Size your filter to your pool volume - manufacturers list a recommended flow rate in gallons per minute. Going one size up from the minimum is almost always worth it: a larger filter runs at lower pressure, extends cleaning intervals, and gives you more margin when bather load spikes on a summer weekend.
Frequently Asked Questions
Which pool filter type is easiest to maintain?
Cartridge filters are generally the easiest to maintain. You rinse or spray them clean every 4 to 6 weeks and replace the cartridge every 2 to 3 years - no backwashing, no loose powder to handle.
How fine does each filter type filter pool water?
Sand filters catch particles down to about 20 to 40 microns. Cartridge filters typically filter to 10 to 15 microns. DE filters are the finest, catching particles as small as 2 to 5 microns.
How often do you need to backwash a sand filter?
Backwash a sand filter when the pressure gauge reads 8 to 10 psi above the clean starting pressure, which is usually every 1 to 4 weeks depending on bather load and debris levels.
Is a DE filter worth it for a home pool?
DE filters give you the clearest water of the three types, but they cost more upfront, require adding DE powder after every backwash, and involve more maintenance steps. For most home pools, a quality cartridge filter hits the sweet spot between performance and simplicity.

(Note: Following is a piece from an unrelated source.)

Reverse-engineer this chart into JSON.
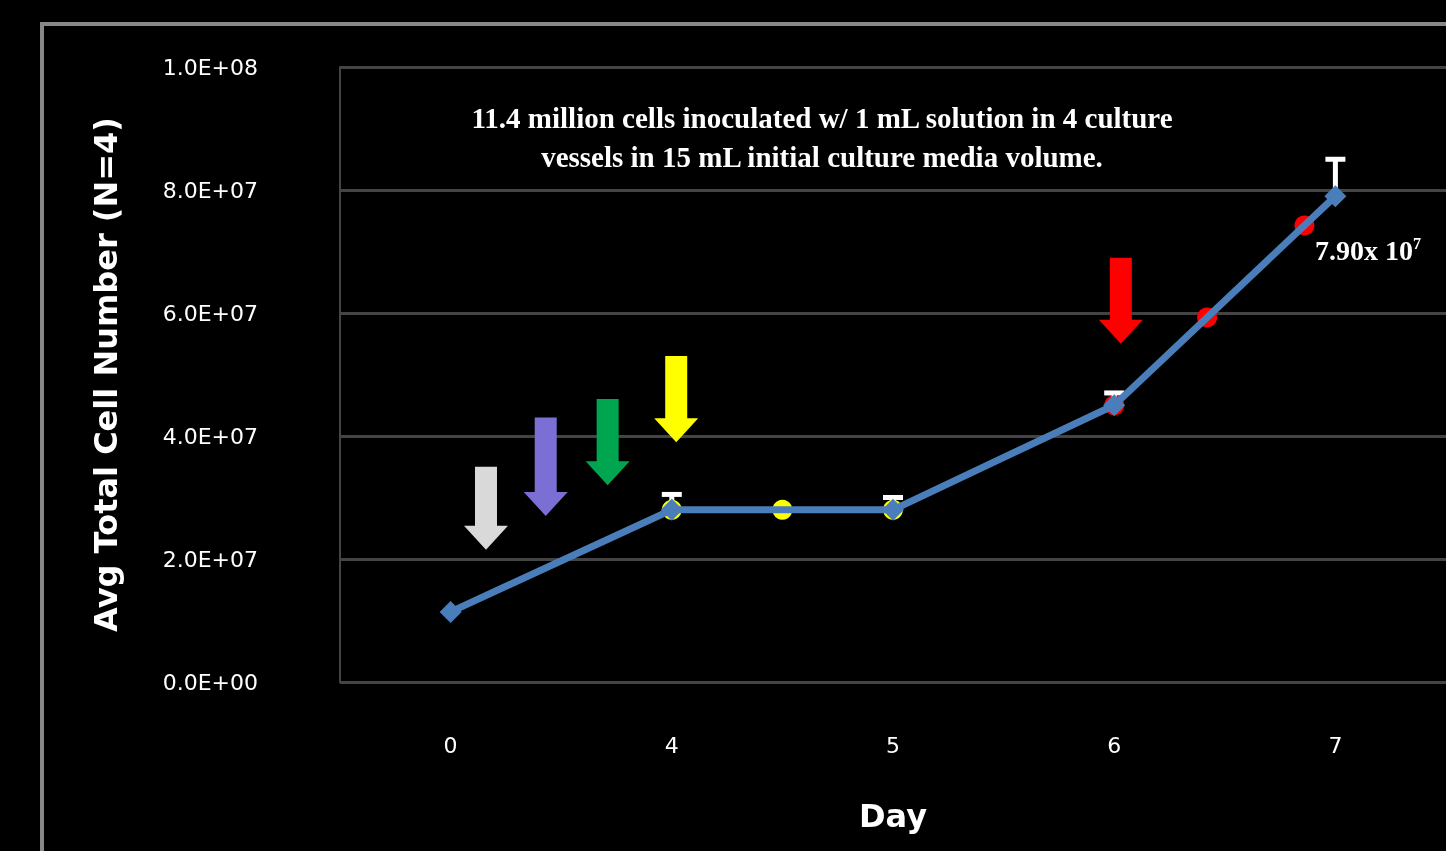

How long does a pool filter cartridge last?
A pool filter cartridge typically lasts 2 to 3 years with regular cleaning. Letting oil and mineral scale build up without proper cleaning shortens that lifespan significantly.
The filter is the one piece of equipment that works every hour your pump runs - picking the right type and keeping up with cleaning is the single biggest thing you can do for water clarity that no amount of chemicals can fully replace.